Mayzent was recently approved by the U.S. Food and Drug Administration (FDA) for adults with relapsing forms of multiple sclerosis (MS), which, besides “active” SPMS, included clinically isolated syndrome and relapsing-remitting disease (RRMS).
In studies like the pivotal EXPAND Phase 3 clinical trial (NCT01665144), “we saw an effect on brain volume loss reduction which may be indicative for increased remyelination and a decrease in the diffuse damage, and we’re very excited about that,” Bar-Zohar, global head of neuroscience development at Novartis, said in an interview last week with Multiple Sclerosis News Today.
The decision to develop the therapy was based on the efficacy of compounds known as S1P receptor modulators in MS. Gilenya (fingolimod, also marketed by Novartis), is such an example, as it targets the S1P1 subtype found in nerve cells and immune brain cells called microglia.

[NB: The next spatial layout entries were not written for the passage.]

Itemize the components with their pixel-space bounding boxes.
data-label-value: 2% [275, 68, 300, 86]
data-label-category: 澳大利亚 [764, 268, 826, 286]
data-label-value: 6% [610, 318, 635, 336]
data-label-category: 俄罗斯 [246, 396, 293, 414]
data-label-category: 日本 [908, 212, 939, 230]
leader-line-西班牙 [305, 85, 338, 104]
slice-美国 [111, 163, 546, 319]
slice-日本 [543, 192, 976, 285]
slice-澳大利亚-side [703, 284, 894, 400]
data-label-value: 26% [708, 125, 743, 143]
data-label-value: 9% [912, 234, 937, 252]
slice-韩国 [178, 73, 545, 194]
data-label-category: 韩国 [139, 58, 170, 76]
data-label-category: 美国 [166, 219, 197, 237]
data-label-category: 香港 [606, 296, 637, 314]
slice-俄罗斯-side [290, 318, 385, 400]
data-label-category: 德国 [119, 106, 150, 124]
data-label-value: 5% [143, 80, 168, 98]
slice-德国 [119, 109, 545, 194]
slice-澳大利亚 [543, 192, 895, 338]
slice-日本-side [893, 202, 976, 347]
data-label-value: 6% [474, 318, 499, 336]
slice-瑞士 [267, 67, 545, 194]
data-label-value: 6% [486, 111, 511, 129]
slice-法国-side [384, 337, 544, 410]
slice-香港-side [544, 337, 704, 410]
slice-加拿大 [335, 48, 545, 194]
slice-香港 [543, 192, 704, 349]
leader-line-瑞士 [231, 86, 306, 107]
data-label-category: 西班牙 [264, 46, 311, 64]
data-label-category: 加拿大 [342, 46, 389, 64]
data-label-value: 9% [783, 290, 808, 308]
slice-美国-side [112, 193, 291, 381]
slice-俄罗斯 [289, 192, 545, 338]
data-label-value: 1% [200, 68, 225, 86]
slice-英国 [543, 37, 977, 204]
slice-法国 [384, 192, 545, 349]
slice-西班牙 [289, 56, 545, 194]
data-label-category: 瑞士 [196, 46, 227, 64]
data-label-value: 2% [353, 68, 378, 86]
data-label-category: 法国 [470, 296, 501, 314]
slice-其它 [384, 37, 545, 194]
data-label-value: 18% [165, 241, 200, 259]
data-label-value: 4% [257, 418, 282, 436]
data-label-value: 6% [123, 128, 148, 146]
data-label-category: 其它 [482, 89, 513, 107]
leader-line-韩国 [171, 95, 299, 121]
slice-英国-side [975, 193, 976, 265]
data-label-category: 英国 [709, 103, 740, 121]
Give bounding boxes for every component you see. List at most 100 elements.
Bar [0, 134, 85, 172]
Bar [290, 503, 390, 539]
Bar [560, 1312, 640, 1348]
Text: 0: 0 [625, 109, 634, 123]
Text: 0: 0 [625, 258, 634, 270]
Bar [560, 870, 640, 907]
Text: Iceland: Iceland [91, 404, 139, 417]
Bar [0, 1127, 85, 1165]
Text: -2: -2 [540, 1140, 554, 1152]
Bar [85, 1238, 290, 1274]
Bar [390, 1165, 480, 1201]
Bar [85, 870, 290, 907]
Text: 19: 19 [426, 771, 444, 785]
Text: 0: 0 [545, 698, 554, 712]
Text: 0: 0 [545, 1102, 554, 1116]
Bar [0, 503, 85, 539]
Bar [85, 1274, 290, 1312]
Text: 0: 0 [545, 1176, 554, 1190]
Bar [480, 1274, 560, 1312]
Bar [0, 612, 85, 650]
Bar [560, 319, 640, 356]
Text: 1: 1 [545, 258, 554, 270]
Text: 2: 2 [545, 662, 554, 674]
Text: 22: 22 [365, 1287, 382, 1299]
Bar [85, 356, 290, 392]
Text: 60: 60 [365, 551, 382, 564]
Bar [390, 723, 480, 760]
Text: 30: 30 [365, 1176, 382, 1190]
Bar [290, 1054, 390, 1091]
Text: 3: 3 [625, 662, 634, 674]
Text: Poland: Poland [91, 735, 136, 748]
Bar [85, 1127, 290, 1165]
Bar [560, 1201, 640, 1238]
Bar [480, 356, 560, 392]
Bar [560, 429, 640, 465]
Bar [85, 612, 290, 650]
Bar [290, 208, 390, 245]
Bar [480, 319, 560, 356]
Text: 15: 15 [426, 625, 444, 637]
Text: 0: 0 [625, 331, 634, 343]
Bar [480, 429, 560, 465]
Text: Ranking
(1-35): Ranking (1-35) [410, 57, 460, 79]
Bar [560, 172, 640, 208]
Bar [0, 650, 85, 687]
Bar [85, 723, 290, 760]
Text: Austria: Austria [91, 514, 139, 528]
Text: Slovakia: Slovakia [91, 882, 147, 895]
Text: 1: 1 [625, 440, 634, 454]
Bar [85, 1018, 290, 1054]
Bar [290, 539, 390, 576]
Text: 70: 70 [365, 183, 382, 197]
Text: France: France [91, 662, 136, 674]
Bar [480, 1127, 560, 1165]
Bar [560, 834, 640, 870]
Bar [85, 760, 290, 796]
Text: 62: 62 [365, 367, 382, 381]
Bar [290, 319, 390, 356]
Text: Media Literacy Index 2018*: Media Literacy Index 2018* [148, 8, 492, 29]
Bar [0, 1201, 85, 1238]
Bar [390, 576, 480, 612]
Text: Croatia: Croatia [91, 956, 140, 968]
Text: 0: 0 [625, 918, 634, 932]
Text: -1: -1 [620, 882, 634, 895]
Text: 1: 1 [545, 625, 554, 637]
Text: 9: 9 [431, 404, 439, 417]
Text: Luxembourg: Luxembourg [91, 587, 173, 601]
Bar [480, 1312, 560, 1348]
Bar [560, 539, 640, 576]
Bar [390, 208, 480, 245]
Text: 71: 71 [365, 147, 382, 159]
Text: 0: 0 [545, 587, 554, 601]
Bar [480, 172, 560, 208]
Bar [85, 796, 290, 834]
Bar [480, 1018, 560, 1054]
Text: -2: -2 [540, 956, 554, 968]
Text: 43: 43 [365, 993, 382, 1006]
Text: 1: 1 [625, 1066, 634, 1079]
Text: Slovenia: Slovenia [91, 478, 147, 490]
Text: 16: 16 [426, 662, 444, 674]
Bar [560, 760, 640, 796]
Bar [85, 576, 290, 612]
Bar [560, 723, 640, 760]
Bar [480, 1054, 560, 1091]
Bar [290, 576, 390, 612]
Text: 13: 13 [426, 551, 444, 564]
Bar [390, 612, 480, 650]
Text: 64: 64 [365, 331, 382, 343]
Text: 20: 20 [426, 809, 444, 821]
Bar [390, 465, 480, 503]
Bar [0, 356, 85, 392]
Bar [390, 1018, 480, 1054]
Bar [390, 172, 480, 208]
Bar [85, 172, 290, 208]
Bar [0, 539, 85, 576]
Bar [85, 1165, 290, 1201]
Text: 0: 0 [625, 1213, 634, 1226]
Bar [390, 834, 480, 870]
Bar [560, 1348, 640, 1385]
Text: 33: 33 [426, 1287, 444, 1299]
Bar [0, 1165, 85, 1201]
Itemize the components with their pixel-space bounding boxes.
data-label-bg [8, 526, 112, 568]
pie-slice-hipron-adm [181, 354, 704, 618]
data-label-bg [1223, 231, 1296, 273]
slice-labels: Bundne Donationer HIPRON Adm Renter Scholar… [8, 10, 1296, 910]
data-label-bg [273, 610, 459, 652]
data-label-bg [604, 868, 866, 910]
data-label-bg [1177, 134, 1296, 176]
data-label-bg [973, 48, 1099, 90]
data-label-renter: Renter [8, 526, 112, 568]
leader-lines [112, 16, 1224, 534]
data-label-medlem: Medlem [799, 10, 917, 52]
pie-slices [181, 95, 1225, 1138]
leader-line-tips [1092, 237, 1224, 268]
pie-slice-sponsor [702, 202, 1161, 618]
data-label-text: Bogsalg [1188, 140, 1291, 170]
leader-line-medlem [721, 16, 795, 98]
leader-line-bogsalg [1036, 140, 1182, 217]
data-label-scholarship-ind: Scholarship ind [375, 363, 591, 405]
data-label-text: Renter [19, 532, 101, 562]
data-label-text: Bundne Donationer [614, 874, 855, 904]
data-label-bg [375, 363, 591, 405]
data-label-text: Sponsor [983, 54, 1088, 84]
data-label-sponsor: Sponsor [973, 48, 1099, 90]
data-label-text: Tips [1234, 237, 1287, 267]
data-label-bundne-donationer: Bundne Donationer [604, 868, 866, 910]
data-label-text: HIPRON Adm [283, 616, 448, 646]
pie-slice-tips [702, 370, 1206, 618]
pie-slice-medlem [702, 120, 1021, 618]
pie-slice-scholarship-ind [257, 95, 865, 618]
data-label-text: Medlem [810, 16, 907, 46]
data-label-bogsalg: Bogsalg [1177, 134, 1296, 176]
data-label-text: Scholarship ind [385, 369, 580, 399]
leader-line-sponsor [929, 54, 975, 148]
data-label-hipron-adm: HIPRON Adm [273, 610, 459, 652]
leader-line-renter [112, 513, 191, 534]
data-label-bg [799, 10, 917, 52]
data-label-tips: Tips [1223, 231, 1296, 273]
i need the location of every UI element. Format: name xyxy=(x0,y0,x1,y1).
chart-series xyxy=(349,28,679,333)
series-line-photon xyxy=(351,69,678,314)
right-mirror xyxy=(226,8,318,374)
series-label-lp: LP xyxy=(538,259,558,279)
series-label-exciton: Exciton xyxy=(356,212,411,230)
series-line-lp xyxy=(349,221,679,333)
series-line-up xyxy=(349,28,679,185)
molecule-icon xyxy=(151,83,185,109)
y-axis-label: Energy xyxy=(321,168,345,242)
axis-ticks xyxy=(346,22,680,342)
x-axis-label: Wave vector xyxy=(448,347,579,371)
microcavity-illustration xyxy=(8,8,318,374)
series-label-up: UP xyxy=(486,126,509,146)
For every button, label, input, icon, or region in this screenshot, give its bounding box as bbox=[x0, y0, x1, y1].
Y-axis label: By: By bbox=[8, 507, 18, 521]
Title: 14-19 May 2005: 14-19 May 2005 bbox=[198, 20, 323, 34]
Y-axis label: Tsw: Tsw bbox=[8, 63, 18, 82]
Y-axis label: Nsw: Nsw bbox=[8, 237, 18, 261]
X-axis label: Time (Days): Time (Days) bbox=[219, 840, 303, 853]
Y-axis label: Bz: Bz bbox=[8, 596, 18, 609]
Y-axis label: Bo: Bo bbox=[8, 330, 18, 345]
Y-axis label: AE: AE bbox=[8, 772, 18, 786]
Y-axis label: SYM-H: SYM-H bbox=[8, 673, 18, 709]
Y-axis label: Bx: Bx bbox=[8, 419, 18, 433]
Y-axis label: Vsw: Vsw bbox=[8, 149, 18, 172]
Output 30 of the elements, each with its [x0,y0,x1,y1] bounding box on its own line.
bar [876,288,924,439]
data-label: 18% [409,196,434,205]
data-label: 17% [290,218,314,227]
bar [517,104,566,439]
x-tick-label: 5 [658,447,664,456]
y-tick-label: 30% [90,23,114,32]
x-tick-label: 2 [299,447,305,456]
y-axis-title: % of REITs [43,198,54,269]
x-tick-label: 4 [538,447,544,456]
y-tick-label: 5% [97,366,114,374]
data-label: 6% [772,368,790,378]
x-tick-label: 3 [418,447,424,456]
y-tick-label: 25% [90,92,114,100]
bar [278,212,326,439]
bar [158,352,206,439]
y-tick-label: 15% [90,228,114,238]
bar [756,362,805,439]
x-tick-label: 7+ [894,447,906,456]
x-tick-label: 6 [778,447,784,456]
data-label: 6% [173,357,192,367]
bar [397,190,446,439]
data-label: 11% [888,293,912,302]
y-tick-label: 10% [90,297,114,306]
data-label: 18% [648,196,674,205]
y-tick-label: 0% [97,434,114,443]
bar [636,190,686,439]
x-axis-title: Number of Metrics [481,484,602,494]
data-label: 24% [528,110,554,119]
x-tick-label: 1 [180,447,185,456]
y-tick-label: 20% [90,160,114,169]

Mayzent also has very high affinity for another subtype, called S1P5.
“The thinking with siponimod [Mayzent] is that it tickles different subsets of S1P receptors, and the thought was that it could be more effective, particularly in progressive MS than, for example, fingolimod (Gilenya),” Robert Fox, a neurologist at the Cleveland Clinic, said in a separate interview.
That’s because Mayzent enters the brain “avidly,” Fox and Bar-Zohar said, where two cell types implicated in the accumulation of injury contain high levels of S1P5: astrocytes, involved in the formation of the blood-brain barrier, and oligodendrocytes, the cells that form the myelin sheet around nerve fibers.
Preclinical work in animals suggested that Mayzent acts through S1P5 on these cells to ease clinical symptoms of progressive disease. This work “suggests that Mayzent has beneficial effects through these cells, through … astrocyctes and through oligodendrocytes in order to ameliorate clinical symptoms of progressive disease,” Bar-Zohar said.